Alteon Application Delivery Controller (ADC)
Radware’s Alteon Application Delivery Controller (ADC) offers robust, multi-faceted application delivery and security, combining advanced load balancing with integrated Web Application Firewall (WAF) capabilities. Designed to optimize and protect mission-critical applications, Alteon ADC provides comprehensive Layer 4-7 load balancing, SSL offloading, and acceleration for seamless application performance. The integrated WAF defends against a broad range of web threats, including SQL Injection, cross-site scripting, and advanced bot-driven attacks. Alteon ADC further enhances application security through bot management, API protection, and DDoS mitigation, ensuring continuous service availability and data protection. Built for both on-premises and hybrid cloud environments, it also supports containerized and microservices architectures, enabling scalable and flexible deployments that align with modern IT infrastructures.
DefensePro X
Radware's DefensePro X is an advanced DDoS protection solution that provides real-time, automated mitigation against high-volume, encrypted, and zero-day attacks. It leverages behavioral-based detection algorithms to accurately distinguish between legitimate and malicious traffic, enabling proactive defense without manual intervention. The system can autonomously detect and mitigate unknown threats within 18 seconds, ensuring rapid response to evolving cyber threats. With mitigation capacities ranging from 6 Gbps to 800 Gbps, DefensePro X is built for scalability, making it suitable for enterprises and service providers facing massive attack volumes. It protects against IoT-driven botnets, burst attacks, DNS and TLS/SSL floods, and ransom DDoS campaigns. The solution also offers seamless integration with Radware’s Cloud DDoS Protection Service, providing flexible deployment options. Featuring advanced security dashboards for enhanced visibility, DefensePro X ensures comprehensive network protection while minimizing operational overhead.
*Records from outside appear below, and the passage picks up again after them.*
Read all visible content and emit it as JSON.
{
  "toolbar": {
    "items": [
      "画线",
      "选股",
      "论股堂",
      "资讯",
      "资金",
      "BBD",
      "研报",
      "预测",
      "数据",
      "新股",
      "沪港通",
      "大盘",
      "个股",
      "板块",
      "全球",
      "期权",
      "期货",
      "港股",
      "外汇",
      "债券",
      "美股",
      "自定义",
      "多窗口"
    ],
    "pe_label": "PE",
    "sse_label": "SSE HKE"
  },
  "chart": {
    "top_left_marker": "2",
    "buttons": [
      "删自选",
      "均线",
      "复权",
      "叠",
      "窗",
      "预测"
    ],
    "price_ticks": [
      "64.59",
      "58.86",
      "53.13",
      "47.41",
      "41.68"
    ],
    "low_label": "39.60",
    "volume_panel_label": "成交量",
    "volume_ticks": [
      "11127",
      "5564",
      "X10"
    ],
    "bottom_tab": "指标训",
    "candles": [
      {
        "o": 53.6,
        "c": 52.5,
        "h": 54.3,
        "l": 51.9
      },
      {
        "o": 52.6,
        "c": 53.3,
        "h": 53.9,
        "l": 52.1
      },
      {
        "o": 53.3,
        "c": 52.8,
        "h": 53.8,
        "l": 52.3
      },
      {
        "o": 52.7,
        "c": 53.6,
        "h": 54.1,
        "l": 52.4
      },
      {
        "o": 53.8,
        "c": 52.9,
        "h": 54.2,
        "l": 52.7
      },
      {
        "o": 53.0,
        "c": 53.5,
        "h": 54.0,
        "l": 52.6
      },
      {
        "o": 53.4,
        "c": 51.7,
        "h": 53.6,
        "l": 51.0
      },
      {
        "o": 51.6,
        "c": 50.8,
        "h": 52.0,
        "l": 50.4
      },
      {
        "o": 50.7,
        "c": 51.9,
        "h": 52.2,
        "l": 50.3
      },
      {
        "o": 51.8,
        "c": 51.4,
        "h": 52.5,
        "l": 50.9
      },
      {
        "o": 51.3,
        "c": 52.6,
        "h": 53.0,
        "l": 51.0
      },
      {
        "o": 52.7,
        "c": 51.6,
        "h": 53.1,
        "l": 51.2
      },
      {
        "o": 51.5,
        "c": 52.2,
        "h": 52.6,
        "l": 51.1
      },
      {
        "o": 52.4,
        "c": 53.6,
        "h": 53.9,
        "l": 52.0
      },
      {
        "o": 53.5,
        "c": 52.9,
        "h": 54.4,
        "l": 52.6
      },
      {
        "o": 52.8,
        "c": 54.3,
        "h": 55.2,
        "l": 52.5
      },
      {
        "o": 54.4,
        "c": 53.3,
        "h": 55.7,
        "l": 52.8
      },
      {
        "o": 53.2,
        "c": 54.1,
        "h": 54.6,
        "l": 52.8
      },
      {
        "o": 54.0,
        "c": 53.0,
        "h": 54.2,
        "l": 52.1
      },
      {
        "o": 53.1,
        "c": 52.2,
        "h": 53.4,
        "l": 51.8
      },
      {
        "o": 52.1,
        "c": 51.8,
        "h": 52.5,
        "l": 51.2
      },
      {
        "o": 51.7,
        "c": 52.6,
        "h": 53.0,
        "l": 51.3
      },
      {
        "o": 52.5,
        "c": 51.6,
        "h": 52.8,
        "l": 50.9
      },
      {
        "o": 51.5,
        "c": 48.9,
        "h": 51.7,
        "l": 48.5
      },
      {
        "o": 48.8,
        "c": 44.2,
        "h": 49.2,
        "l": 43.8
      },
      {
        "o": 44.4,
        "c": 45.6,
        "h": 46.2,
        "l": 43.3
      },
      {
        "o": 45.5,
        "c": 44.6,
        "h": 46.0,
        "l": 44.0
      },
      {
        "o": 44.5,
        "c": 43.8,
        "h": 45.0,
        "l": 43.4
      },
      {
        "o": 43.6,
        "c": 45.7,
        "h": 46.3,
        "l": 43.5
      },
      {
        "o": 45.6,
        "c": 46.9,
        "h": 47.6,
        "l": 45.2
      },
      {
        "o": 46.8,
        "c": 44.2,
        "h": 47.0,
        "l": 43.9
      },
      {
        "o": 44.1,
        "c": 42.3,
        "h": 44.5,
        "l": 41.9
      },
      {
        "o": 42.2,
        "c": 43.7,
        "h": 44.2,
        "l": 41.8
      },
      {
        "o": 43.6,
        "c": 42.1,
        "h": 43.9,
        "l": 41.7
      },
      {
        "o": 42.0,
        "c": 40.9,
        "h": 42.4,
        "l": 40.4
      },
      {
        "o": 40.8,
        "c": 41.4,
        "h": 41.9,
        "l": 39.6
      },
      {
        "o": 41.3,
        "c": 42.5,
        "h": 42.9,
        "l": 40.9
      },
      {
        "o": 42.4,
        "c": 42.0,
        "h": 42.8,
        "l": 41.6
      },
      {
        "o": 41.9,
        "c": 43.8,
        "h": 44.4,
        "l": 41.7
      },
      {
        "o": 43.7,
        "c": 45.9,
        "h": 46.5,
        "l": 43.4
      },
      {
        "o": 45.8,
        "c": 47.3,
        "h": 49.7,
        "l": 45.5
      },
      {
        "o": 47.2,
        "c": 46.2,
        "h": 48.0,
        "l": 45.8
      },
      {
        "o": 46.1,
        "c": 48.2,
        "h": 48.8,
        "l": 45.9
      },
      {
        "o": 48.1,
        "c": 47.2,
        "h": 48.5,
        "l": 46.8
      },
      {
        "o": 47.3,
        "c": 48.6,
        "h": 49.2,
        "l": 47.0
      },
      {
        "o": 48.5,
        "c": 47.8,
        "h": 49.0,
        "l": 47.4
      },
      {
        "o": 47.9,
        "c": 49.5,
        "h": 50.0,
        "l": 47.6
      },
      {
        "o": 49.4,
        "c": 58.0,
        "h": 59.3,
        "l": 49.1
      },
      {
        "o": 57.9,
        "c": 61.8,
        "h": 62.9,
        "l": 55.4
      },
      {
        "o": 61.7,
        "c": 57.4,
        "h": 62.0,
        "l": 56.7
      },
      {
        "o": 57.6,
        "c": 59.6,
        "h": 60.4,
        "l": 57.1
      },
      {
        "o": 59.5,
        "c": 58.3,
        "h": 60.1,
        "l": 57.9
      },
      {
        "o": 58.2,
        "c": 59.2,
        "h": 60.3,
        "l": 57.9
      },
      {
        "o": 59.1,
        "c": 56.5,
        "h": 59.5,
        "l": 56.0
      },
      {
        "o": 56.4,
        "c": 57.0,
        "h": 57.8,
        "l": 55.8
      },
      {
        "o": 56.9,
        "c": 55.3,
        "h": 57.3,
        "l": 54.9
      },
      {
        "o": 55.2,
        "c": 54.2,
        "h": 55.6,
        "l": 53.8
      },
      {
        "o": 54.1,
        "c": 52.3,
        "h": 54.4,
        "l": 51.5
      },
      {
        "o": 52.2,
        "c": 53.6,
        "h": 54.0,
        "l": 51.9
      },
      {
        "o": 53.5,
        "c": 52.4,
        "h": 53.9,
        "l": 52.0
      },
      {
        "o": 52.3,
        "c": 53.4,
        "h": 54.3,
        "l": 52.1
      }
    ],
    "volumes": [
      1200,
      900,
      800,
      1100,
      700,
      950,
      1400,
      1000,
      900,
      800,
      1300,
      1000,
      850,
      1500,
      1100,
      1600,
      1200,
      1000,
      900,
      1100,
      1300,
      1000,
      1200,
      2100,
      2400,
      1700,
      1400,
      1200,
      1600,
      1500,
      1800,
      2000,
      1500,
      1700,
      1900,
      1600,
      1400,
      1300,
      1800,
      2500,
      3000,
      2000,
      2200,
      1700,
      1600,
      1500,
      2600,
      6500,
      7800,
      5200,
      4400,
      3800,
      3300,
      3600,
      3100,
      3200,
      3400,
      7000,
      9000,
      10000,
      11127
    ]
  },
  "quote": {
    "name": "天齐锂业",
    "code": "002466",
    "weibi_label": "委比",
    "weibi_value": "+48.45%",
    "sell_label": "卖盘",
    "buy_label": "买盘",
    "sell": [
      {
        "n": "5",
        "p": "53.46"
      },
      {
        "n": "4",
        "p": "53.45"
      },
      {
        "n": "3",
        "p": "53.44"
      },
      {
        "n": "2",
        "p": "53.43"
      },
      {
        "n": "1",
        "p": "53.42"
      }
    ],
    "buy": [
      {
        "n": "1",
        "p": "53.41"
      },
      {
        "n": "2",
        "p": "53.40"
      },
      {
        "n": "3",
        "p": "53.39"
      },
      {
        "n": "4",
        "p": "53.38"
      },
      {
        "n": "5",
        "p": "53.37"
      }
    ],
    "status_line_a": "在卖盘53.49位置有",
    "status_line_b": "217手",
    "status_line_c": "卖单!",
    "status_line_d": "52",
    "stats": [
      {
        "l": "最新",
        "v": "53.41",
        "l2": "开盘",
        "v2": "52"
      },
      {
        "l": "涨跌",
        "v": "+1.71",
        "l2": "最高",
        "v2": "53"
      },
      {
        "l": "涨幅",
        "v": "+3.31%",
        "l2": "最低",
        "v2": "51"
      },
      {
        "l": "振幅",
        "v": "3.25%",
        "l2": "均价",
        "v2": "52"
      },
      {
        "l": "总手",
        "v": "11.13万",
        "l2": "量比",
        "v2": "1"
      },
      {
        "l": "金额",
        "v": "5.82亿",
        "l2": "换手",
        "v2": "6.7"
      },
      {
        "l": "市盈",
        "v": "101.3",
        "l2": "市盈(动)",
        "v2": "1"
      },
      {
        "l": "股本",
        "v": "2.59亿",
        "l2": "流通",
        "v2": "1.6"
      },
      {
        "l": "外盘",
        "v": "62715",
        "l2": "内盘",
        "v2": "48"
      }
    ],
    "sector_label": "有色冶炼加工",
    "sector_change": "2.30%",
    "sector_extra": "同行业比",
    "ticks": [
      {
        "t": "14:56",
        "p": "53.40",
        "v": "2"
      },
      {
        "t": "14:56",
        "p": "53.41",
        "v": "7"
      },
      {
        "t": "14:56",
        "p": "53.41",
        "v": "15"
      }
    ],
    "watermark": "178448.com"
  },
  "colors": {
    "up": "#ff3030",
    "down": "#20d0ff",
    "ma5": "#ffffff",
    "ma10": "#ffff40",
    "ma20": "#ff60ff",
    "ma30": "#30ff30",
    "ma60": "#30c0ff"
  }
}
Cloud DDoS Protection Service
Radware’s Cloud DDoS Protection Service offers advanced, multi-layered defense against Distributed Denial of Service (DDoS) attacks. It uses sophisticated behavioral algorithms to detect and mitigate threats at both the network (L3/4) and application (L7) layers. This service provides comprehensive protection for infrastructure, including on-premises data centers and public or private clouds. Key features include real-time detection and mitigation of volumetric floods, DNS DDoS attacks, and sophisticated application-layer attacks like HTTP/S floods. Additionally, Radware’s solution offers flexible deployment options, such as on-demand, always-on, or hybrid models, and includes a unified management system for detailed attack analysis and mitigation.